温泉に入って体が温まり、体温が上昇することによって、血液の流れがよくなり、痛みがやわらぎます。
【十分な水分補給】
水分補給をすることも忘れずに、入浴前後や入浴中に水分をとりましょう。
【軽く体を動かす】
浴槽の中で肩回しや腰を左右にひねるなどして、体を軽く動かすのもいいでしょう。痛みに耐えて緊張して、縮んでいた筋肉を伸ばすことで痛みがやわらぎます。
お湯の中では浮力が働いて、筋肉や関節への負担が軽くなり、体を動かしやすくなります。繰り返し行うと筋力も強くなります。
【湯冷めしない】
温泉から上がると体温が急に下がります。これは腰痛にとってはよくないことなので、ゆっくり温泉につかり、体の芯まで温めます。上がったら体表の水滴をきちんと拭き、体が冷えないように、温かくしておきましょう。
【急性の腰痛は温めないで冷やす】
突然発症したケガやぎっくり腰などによる腰痛も、温泉で温めると痛みは軽減して楽になります。しかしそれらの急な腰痛は、患部に炎症を起こしているので、温めることで炎症を増幅させて症状を悪化させてしまうこともあります。

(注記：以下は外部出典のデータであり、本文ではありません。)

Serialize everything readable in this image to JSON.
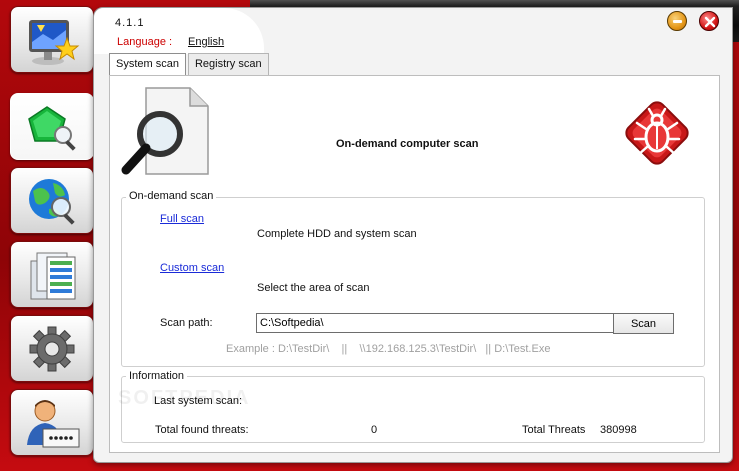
{
  "app": {
    "version": "4.1.1",
    "language_label": "Language :",
    "language_value": "English"
  },
  "tabs": [
    {
      "label": "System scan",
      "active": true
    },
    {
      "label": "Registry scan",
      "active": false
    }
  ],
  "header": {
    "title": "On-demand computer scan"
  },
  "ondemand": {
    "legend": "On-demand scan",
    "full_scan_link": "Full scan",
    "full_scan_desc": "Complete HDD and system scan",
    "custom_scan_link": "Custom scan",
    "custom_scan_desc": "Select the area of scan",
    "scan_path_label": "Scan path:",
    "scan_path_value": "C:\\Softpedia\\",
    "scan_button": "Scan",
    "example": "Example : D:\\TestDir\\    ||    \\\\192.168.125.3\\TestDir\\   || D:\\Test.Exe"
  },
  "information": {
    "legend": "Information",
    "last_scan_label": "Last system scan:",
    "found_threats_label": "Total found threats:",
    "found_threats_value": "0",
    "total_threats_label": "Total Threats",
    "total_threats_value": "380998"
  },
  "watermark": "SOFTPEDIA",
  "nav": [
    {
      "name": "nav-home",
      "icon": "monitor-star-icon"
    },
    {
      "name": "nav-scan",
      "icon": "shield-magnifier-icon",
      "active": true
    },
    {
      "name": "nav-web-scan",
      "icon": "globe-magnifier-icon"
    },
    {
      "name": "nav-quarantine",
      "icon": "server-rack-icon"
    },
    {
      "name": "nav-settings",
      "icon": "gear-icon"
    },
    {
      "name": "nav-account",
      "icon": "user-password-icon"
    }
  ],
  "colors": {
    "background": "#a8070b",
    "link": "#1a2bd8",
    "language_label": "#cc0000",
    "example": "#a0a0a0"
  }
}
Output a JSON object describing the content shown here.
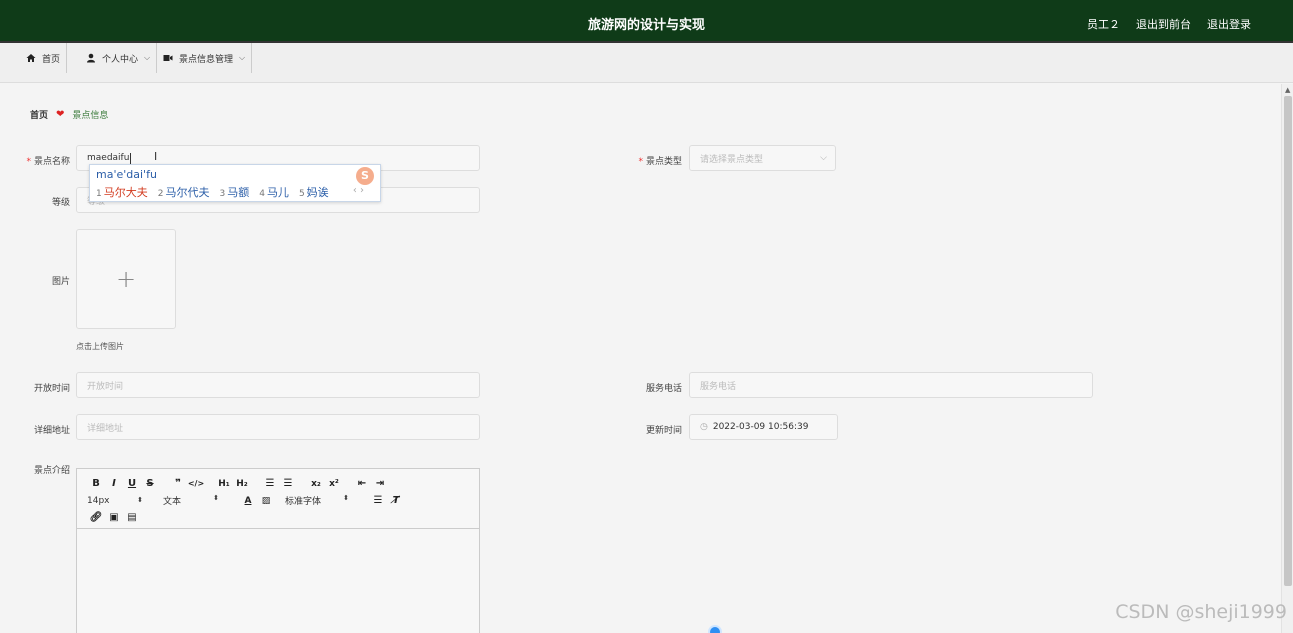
{
  "header": {
    "title": "旅游网的设计与实现",
    "user": "员工２",
    "goto_front": "退出到前台",
    "logout": "退出登录"
  },
  "nav": {
    "home": "首页",
    "personal": "个人中心",
    "spot_manage": "景点信息管理"
  },
  "breadcrumb": {
    "home": "首页",
    "current": "景点信息"
  },
  "form": {
    "name_label": "景点名称",
    "name_value": "maedaifu",
    "type_label": "景点类型",
    "type_placeholder": "请选择景点类型",
    "level_label": "等级",
    "level_placeholder": "等级",
    "image_label": "图片",
    "upload_tip": "点击上传图片",
    "open_time_label": "开放时间",
    "open_time_placeholder": "开放时间",
    "phone_label": "服务电话",
    "phone_placeholder": "服务电话",
    "address_label": "详细地址",
    "address_placeholder": "详细地址",
    "update_time_label": "更新时间",
    "update_time_value": "2022-03-09 10:56:39",
    "intro_label": "景点介绍"
  },
  "ime": {
    "pinyin": "ma'e'dai'fu",
    "candidates": [
      {
        "num": "1",
        "text": "马尔大夫"
      },
      {
        "num": "2",
        "text": "马尔代夫"
      },
      {
        "num": "3",
        "text": "马额"
      },
      {
        "num": "4",
        "text": "马儿"
      },
      {
        "num": "5",
        "text": "妈诶"
      }
    ]
  },
  "editor": {
    "font_size": "14px",
    "text_type": "文本",
    "font_family": "标准字体"
  },
  "watermark": "CSDN @sheji1999"
}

急性の腰痛は、患部の炎症を抑えるために冷やすことが大切だと言われているので、冷たい湿布などで対処しましょう。
移動時の負担が与える影響を考える
温泉で体を温めることは大事ですが、温泉地まで距離がある場合は、移動時の負担が大きくなります。慢性腰痛の場合は、姿勢を変えることが困難な乗り物に座っているだけで、腰に大きな負担がかかり、さらに悪化する可能性があります。
温泉につかれば、腰痛に効果があるような気がしますが、痛みの軽減は、成分よりも温熱効果・浮力効果・水圧効果が影響します。ですから、無理に遠くの有名な温泉に行かなくても、移動に負担がかからない住まいの近くの温泉や銭湯を探してみましょう。